Note that DNA+RNA -> Nucleotide, and Nucleotide+Protein-> generic single letter. These DO NOT raise an exception!

>>> _consensus_alphabet([generic_dna, generic_nucleotide])
NucleotideAlphabet()
>>> _consensus_alphabet([generic_dna, generic_rna])
NucleotideAlphabet()
>>> _consensus_alphabet([generic_dna, generic_protein])
SingleLetterAlphabet()
>>> _consensus_alphabet([single_letter_alphabet, generic_protein])
SingleLetterAlphabet()

This is aware of Gapped and HasStopCodon and new letters added by other AlphabetEncoders. This WILL raise an exception if more than one gap character or stop symbol is present.

>>> from Bio.Alphabet import IUPAC
>>> _consensus_alphabet([Gapped(IUPAC.extended_protein), HasStopCodon(IUPAC.protein)])
HasStopCodon(Gapped(ExtendedIUPACProtein(), '-'), '*')
>>> _consensus_alphabet([Gapped(IUPAC.protein, "-"), Gapped(IUPAC.protein, "=")])
Traceback (most recent call last):
    ...
ValueError: More than one gap character present
>>> _consensus_alphabet([HasStopCodon(IUPAC.protein, "*"), HasStopCodon(IUPAC.protein, "+")])
Traceback (most recent call last):
    ...
ValueError: More than one stop symbol present

_check_type_compatible(alphabets)

source code 

Returns True except for DNA+RNA or Nucleotide+Protein (PRIVATE).

>>> _check_type_compatible([generic_dna, generic_nucleotide])
True
>>> _check_type_compatible([generic_dna, generic_rna])
False
>>> _check_type_compatible([generic_dna, generic_protein])
False
>>> _check_type_compatible([single_letter_alphabet, generic_protein])
True

This relies on the Alphabet subclassing hierarchy. It does not check things like gap characters or stop symbols.

_verify_alphabet(sequence)

source code 

Check all letters in sequence are in the alphabet (PRIVATE).

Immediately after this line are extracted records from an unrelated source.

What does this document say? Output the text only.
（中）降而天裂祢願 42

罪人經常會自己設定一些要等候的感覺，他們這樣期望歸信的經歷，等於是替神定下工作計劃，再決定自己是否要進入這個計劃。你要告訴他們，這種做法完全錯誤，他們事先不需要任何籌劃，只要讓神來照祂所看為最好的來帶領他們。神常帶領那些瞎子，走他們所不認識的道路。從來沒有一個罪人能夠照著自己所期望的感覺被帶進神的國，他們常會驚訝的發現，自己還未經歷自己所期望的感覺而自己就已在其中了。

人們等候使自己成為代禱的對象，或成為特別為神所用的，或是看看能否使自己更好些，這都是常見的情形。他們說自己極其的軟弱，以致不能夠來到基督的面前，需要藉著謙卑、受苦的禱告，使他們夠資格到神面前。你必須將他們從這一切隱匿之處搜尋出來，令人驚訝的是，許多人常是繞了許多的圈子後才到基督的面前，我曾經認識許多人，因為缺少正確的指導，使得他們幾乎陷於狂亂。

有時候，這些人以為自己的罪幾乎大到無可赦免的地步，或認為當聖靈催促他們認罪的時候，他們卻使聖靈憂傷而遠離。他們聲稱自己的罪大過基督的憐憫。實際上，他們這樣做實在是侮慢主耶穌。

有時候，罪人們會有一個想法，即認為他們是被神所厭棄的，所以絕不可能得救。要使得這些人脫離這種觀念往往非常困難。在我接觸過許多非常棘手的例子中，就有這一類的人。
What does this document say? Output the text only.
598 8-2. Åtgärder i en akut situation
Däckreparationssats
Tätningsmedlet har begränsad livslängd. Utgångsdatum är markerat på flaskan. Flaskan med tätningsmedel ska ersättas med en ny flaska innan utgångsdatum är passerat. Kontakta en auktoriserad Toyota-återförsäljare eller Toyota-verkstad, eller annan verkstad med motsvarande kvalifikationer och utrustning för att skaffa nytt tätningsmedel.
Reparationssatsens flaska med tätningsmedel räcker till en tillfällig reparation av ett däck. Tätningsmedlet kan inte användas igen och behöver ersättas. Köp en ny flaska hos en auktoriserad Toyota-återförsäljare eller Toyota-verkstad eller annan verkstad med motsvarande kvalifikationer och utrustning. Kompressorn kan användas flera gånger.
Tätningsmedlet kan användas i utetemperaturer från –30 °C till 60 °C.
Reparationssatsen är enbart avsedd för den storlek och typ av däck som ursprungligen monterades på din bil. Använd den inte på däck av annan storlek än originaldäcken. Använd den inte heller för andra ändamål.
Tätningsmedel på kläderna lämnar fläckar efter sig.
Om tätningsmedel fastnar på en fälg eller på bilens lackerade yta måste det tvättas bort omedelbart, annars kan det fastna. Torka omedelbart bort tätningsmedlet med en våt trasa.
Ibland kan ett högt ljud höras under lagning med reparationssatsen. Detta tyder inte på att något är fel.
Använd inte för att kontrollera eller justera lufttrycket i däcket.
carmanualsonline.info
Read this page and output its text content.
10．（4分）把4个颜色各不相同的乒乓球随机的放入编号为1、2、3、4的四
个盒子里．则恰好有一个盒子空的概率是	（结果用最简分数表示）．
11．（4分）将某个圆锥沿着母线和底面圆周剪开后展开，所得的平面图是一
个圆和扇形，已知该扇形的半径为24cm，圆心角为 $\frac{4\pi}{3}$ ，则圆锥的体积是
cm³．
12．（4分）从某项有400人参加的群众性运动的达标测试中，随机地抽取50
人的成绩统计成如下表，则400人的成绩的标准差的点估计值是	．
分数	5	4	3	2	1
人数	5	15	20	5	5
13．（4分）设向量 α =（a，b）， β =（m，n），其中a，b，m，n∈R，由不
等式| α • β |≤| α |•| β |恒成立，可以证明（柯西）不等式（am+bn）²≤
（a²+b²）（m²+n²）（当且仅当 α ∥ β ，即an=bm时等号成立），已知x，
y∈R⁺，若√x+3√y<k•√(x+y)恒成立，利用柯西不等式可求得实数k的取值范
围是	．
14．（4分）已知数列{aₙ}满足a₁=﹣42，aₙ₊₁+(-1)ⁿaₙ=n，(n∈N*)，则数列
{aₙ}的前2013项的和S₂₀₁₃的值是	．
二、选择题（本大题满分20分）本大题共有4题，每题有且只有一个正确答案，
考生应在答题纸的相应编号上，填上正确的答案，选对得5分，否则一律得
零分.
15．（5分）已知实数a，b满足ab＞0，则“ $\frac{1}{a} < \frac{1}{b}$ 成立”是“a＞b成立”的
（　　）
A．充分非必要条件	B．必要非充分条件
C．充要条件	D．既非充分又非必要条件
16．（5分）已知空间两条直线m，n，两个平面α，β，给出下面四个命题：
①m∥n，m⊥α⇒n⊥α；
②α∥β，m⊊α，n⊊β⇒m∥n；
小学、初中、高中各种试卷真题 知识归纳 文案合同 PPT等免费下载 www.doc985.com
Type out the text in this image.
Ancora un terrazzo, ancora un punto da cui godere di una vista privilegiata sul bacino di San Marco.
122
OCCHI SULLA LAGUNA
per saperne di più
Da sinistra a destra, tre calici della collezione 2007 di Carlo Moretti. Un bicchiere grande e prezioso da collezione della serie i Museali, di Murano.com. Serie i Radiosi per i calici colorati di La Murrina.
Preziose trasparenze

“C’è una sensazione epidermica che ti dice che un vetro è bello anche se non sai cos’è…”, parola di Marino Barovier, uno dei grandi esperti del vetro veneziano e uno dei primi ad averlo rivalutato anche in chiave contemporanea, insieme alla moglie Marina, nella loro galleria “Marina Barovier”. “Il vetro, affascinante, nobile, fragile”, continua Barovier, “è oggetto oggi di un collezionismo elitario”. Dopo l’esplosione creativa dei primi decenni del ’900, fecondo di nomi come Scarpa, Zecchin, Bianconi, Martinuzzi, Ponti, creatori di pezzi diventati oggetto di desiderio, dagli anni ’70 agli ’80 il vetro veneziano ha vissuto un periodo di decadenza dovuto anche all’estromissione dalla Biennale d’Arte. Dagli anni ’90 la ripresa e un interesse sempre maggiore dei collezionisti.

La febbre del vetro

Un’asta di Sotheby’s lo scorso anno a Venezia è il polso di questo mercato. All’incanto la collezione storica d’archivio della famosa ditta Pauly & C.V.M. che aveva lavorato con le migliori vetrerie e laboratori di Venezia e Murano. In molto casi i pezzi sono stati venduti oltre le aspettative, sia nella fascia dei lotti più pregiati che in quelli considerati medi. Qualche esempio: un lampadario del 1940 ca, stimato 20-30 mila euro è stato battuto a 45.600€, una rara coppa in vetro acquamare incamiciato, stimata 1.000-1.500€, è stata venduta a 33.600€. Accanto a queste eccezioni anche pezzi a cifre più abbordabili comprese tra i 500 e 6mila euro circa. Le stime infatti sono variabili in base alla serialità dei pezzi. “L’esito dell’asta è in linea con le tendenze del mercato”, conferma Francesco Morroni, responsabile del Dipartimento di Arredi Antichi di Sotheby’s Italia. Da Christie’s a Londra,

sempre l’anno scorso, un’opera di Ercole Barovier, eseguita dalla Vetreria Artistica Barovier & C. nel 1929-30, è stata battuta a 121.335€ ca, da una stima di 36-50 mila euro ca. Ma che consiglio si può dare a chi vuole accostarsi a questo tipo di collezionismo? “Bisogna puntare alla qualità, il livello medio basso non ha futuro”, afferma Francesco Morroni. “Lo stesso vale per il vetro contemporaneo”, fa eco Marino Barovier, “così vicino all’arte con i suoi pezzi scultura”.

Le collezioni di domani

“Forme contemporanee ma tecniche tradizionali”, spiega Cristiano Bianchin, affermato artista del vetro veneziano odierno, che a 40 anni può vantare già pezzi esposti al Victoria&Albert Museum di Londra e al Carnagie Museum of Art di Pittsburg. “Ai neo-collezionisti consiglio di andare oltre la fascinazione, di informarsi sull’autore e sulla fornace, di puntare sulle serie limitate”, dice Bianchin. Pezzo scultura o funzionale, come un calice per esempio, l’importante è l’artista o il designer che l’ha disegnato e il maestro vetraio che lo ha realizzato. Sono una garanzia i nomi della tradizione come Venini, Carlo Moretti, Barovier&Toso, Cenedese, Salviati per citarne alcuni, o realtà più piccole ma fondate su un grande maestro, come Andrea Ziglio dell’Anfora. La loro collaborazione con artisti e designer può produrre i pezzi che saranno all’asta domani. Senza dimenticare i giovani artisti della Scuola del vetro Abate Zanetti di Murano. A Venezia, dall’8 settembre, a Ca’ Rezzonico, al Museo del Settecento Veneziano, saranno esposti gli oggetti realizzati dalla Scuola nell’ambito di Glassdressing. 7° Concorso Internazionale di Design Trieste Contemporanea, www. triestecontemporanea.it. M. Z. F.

>>> from Bio.Seq import Seq
>>> from Bio.Alphabet import IUPAC
>>> my_seq = Seq("MKQHKAMIVALIVICITAVVAALVTRKDLCEVHIRTGQTEVAVF",
...              IUPAC.protein)
>>> _verify_alphabet(my_seq)
True

This example has an X, which is not in the IUPAC protein alphabet (you should be using the IUPAC extended protein alphabet):

>>> bad_seq = Seq("MKQHKAMIVALIVICITAVVAALVTRKDLCEVHIRTGQTEVAVFX",
...                IUPAC.protein)
>>> _verify_alphabet(bad_seq)
False

This replaces Bio.utils.verify_alphabet() since we are deprecating that. Potentially this could be added to the Alphabet object, and I would like it to be an option when creating a Seq object... but that might slow things down.